I have to confess on this, the day after John Wooden's death, that it still strikes me as that.
But I can tell you this: Wooden's belief in it was absolute, and his ability to communicate it was remarkable. Over three days I watched a few dozen men, all of them successful in life, follow him around the gym, soaking up whatever nuggets he threw out. The scene had to be what it was like around the center square in Athens when Socrates was dishing out philosophical nuggets like so much confetti and all those would-be Platos spread open their hands and tried to catch them.
I didn't know the Wizard of Westwood (a nickname he hated, by the way, because it suggested magic and not hard work) nearly as well as my colleague, Alex Wolff, did and can't add much to Alex's memorable obituary. I ran into him from time to time, never sure what to say beyond. "Wow, I really enjoyed myself at your basketball camp." But over the years I came to know Wooden more from what people said about him, particularly Bill Walton.
I almost never talked to Walton when somehow, some way, he would conjure up Wooden's name. Yet for a long time the two of them had a strained relationship. At the Encounter at Pepperdine, Wooden was quite careful with his opinions, particularly when this reporter was around, so I was frankly astonished when he said, in a response to some question or another, "I'll take [Kareem Abdul-] Jabbar over Walton any day of the week, on the court and off the court." Wooden never cared for Walton's political opinions and probably never quite got over the fact that Walton had defied him from time to time when they were together at UCLA. Plus, Wooden loved "Lewis." That's what he always called Abdul-Jabbar, who came to Westwood in 1965 as Lew Alcindor.

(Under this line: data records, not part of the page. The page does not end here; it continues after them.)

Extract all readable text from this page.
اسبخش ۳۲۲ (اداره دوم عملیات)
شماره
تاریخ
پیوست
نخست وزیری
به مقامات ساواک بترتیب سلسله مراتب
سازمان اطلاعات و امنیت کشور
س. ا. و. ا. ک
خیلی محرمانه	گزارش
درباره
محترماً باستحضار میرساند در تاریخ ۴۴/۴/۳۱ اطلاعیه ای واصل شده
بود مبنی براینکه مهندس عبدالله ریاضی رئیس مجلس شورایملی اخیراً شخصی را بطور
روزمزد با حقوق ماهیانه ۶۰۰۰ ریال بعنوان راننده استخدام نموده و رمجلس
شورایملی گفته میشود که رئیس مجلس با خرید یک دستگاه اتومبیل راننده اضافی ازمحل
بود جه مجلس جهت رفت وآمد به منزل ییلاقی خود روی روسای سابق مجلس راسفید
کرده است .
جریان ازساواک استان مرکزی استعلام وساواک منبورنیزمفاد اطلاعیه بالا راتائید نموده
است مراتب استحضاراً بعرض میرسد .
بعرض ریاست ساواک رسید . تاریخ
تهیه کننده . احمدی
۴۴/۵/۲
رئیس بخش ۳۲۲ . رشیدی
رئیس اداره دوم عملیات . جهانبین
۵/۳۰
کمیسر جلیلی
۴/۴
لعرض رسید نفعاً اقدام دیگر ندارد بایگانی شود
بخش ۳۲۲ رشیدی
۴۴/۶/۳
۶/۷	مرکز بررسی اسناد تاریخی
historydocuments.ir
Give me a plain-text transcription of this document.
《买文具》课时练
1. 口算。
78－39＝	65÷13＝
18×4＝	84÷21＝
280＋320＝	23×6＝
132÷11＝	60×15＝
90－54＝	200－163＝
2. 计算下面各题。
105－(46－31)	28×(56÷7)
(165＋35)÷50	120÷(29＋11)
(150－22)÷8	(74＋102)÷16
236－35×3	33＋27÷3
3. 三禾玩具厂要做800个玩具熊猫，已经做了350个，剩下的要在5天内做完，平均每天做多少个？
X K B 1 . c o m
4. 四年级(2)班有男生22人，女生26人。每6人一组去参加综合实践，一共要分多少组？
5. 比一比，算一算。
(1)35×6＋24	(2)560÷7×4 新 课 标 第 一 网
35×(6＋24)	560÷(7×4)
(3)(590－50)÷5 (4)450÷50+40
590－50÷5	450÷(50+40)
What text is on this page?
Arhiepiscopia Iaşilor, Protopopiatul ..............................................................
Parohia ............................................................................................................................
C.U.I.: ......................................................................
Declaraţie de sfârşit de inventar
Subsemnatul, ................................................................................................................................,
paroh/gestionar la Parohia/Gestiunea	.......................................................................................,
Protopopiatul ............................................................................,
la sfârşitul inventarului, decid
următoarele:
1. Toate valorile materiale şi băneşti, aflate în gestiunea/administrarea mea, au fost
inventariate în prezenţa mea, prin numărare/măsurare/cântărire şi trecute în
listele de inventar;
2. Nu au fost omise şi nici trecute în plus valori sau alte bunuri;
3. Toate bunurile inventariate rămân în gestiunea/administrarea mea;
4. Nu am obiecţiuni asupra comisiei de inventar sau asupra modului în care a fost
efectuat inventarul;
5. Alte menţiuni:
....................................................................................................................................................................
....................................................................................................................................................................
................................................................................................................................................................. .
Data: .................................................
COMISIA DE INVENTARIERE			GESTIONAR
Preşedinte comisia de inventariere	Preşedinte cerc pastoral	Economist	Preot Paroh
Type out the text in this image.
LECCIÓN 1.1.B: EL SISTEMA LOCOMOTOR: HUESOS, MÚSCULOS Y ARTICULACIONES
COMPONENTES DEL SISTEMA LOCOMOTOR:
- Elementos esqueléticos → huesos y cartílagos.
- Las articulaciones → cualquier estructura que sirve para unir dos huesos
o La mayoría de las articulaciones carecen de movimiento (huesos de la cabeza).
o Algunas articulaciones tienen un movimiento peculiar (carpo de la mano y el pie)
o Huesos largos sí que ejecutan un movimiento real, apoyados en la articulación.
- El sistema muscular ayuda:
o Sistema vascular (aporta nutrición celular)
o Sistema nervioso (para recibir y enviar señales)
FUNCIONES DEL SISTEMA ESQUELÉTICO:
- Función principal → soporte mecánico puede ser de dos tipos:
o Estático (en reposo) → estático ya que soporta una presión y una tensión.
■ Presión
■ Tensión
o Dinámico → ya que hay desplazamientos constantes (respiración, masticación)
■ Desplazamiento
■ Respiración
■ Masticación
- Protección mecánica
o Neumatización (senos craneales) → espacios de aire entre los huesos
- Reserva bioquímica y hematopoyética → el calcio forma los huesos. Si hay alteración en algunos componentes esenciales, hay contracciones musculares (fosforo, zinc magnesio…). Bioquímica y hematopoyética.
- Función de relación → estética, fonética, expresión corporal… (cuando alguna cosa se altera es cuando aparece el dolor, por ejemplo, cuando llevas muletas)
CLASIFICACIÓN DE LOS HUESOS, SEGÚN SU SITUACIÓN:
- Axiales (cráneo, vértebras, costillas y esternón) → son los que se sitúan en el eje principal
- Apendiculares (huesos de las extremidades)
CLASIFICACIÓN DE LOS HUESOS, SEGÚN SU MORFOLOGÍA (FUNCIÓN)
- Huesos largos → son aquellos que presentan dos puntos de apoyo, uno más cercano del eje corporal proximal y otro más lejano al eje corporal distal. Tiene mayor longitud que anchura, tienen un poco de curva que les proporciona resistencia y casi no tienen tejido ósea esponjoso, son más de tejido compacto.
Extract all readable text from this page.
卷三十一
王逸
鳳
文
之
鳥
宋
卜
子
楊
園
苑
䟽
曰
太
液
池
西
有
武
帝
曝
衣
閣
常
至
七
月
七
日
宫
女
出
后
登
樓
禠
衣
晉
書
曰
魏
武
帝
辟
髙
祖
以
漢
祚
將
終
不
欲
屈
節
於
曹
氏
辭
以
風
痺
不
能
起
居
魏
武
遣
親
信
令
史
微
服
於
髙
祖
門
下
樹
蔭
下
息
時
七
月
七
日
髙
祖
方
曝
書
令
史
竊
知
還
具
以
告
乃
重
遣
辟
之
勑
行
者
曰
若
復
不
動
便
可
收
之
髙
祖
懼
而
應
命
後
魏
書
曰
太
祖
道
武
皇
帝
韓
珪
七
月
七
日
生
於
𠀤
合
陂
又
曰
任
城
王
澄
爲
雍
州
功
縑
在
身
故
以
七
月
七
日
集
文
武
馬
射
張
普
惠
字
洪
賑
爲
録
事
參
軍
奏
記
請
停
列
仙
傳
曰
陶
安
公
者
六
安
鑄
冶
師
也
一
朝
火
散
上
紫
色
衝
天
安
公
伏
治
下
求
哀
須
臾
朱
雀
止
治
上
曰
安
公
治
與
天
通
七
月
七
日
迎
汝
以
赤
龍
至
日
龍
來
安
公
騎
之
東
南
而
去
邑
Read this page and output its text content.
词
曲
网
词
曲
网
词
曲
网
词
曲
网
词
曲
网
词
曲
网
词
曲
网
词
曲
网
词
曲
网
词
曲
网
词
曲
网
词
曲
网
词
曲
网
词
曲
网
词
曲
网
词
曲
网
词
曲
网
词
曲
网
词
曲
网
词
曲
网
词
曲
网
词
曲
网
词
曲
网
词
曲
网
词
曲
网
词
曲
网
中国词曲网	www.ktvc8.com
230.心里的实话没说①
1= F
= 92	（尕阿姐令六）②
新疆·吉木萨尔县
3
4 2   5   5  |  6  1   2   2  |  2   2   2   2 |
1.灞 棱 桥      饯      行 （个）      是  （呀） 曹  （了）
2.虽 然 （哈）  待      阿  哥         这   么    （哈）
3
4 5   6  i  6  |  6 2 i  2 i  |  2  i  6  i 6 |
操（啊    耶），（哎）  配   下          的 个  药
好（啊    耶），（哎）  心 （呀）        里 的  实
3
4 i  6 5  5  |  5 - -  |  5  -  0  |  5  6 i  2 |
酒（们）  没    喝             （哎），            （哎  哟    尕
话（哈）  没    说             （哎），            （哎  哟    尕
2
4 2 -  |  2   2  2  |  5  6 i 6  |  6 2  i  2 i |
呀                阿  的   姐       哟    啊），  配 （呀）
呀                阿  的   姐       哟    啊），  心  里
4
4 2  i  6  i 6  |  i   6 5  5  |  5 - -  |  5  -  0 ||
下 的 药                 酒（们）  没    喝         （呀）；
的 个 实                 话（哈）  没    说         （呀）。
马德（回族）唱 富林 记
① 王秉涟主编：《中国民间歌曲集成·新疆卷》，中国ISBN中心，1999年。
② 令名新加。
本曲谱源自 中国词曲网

But Wooden and Walton grew closer as the years went by, and I'm certain that what Walton came most to appreciate about Wooden was the fact that he never changed. The things that Wooden was talking about in 2010 were exactly the things he was talking about when the red-haired rebel played for him in the late '60s and early '70s. In a world where even the best among us change their morals and their manners to fit the times, John Wooden remained that delightful anachronism, a relevant relic, a man of constancy.